COBWEB CORNERS: Imagine how it was...

By Mel McFarland

       In these times, it is hard to imagine what this place was like years ago. The Indians and buffalo roamed the land - not a single fence to be seen. Antelope, coyotes, foxes were all to be found. Most of the trees grew along the creek. No trains, cars, houses - just the plains and the mountains. The only sounds were the wind and the birds.
       When the first exportation was done, some 200 years ago, the area was still pretty much as it had been for hundreds of generations. It took another 50 years for any sizable change to happen. In the 1850s, gold was discovered in California, and the lure of it inspired many to try to get there. At first there were no trails to follow. The easiest way was to do what the early explorers did: Follow a river. Even today, if you think about it, most of our roads follow these old trails, along the banks of rivers. In this area 1-25 follows Cherry, Monument and Fountain creeks.
       The first settlers came in covered wagons, packing everything they thought they would need. Some stopped along their way when they found a place they liked, while others traveled until they had to stop. In this area some of the first settlers congregated at the base of the mountains, in a bit of a valley, where there was water, trees for shelter, even animals to hunt and some fish.

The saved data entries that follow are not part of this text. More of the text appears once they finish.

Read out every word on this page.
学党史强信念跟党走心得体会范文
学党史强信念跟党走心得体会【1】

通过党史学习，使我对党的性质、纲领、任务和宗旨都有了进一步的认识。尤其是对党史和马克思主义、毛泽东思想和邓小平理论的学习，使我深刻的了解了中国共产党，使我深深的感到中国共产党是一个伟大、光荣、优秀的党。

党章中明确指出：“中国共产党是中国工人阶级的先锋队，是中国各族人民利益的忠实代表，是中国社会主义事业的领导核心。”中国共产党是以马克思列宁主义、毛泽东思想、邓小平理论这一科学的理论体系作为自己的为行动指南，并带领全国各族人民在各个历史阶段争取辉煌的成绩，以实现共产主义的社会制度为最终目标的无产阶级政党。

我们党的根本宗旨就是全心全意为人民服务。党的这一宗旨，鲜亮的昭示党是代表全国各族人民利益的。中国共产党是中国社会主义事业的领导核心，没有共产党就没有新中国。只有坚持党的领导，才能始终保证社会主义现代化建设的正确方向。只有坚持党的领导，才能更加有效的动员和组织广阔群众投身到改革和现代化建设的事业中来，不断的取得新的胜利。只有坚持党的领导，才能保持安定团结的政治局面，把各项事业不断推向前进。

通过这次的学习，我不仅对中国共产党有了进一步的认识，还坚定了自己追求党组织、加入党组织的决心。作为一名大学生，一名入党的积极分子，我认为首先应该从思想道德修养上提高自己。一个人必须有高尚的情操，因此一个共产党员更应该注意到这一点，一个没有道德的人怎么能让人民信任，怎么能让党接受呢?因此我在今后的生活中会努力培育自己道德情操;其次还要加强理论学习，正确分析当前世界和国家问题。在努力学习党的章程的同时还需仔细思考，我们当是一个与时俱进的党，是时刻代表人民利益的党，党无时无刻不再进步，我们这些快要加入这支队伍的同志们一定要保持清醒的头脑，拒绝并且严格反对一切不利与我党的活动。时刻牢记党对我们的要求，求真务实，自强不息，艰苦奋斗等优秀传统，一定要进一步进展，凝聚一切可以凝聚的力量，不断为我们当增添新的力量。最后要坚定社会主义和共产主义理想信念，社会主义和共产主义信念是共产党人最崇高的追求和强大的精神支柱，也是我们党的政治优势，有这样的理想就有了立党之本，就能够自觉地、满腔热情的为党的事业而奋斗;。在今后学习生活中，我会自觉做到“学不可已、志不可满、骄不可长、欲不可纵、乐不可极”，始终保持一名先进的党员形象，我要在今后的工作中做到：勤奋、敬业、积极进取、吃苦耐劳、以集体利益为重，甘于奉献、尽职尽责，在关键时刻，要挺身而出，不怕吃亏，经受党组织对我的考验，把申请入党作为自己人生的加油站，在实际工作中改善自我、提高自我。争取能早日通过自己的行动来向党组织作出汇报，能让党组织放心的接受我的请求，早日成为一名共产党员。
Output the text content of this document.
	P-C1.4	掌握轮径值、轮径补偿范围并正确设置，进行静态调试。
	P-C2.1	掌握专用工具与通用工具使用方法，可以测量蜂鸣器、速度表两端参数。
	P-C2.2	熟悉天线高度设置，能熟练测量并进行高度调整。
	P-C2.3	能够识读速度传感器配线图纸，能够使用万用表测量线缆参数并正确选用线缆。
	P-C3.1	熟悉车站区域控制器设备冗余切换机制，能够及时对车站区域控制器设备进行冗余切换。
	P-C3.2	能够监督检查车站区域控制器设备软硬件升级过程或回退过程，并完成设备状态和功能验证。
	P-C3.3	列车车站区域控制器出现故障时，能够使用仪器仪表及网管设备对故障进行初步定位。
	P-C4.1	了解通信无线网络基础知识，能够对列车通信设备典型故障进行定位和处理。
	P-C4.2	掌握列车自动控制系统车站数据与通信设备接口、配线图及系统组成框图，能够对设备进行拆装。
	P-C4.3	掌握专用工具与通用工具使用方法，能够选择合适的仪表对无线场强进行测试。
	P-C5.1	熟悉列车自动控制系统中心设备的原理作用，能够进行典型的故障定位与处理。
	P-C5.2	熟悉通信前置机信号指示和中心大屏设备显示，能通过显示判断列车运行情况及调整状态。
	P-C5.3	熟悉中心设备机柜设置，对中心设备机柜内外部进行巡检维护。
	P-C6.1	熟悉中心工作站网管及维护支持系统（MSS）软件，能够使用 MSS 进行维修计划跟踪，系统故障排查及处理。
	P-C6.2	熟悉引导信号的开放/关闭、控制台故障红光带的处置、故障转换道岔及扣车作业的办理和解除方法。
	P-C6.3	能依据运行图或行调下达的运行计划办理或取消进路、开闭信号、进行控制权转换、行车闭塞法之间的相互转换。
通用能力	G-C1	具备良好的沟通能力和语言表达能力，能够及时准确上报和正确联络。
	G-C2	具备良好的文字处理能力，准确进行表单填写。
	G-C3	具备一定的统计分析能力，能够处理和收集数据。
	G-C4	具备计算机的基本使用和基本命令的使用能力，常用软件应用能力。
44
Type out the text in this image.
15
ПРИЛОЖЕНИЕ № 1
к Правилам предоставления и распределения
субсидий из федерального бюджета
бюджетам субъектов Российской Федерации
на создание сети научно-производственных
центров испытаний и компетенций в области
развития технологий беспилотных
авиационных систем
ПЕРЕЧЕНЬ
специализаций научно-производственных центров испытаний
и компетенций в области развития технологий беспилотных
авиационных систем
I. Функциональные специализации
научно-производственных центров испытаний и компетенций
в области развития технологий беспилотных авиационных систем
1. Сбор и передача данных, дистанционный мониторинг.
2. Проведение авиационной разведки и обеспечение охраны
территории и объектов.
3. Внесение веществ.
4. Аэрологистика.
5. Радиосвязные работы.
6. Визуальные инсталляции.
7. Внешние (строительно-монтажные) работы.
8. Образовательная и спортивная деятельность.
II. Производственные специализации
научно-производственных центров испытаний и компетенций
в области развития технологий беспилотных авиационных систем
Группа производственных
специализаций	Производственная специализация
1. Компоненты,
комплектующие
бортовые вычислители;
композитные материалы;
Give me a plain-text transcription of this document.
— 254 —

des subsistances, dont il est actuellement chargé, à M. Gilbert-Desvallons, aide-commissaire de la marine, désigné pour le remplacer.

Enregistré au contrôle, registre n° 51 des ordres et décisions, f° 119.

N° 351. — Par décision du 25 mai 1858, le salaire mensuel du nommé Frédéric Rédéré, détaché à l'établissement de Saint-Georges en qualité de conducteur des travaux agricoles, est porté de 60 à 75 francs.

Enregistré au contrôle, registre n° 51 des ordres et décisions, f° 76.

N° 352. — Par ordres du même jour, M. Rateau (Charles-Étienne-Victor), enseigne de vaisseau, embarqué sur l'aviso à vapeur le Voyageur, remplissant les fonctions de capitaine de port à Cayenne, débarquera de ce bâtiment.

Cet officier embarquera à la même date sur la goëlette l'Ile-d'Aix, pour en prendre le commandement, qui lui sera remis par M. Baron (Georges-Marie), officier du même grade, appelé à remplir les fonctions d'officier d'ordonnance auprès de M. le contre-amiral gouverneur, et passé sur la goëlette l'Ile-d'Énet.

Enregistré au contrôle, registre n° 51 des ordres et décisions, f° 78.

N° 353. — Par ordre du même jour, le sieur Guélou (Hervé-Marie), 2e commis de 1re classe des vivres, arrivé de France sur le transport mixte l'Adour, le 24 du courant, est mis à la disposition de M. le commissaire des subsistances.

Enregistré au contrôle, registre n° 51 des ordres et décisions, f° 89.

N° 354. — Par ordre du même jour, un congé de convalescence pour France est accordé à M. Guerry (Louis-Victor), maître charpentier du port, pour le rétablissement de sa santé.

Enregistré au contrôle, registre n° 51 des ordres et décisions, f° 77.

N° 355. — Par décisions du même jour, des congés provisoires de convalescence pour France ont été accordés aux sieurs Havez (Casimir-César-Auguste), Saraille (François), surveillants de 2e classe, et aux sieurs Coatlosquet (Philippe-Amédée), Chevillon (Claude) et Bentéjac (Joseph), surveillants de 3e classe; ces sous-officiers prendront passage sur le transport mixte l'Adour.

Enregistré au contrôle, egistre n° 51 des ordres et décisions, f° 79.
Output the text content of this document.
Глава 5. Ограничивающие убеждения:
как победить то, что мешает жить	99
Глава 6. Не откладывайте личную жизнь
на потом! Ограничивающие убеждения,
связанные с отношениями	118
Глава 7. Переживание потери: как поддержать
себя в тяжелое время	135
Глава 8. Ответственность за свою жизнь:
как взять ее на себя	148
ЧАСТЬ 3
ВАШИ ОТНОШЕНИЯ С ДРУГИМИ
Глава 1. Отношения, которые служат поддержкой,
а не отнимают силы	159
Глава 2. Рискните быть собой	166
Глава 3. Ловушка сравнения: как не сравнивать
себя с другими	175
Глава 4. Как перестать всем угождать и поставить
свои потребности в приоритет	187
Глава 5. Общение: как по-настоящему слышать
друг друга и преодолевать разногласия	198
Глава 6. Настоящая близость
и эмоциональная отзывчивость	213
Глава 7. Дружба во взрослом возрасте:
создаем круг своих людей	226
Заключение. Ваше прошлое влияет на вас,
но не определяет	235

       It was a curious area, but the first settlers really did not take that much more than the occasional glance. What occupied their time was doing what had to be done to survive.
       The settlers here were fortunate there were rocks and trees and the land was good for growing things. The weather allowed enough to be grown to survive the winter, and many of those early settlers prospered. Some did not do so well and moved on. More than 20 years would pass for the roots to really take for these early settlers so that they could actually do more than just survive.
       It was probably as hard for them to imagine what would happen in our times as it is for us to imagine them living in theirs.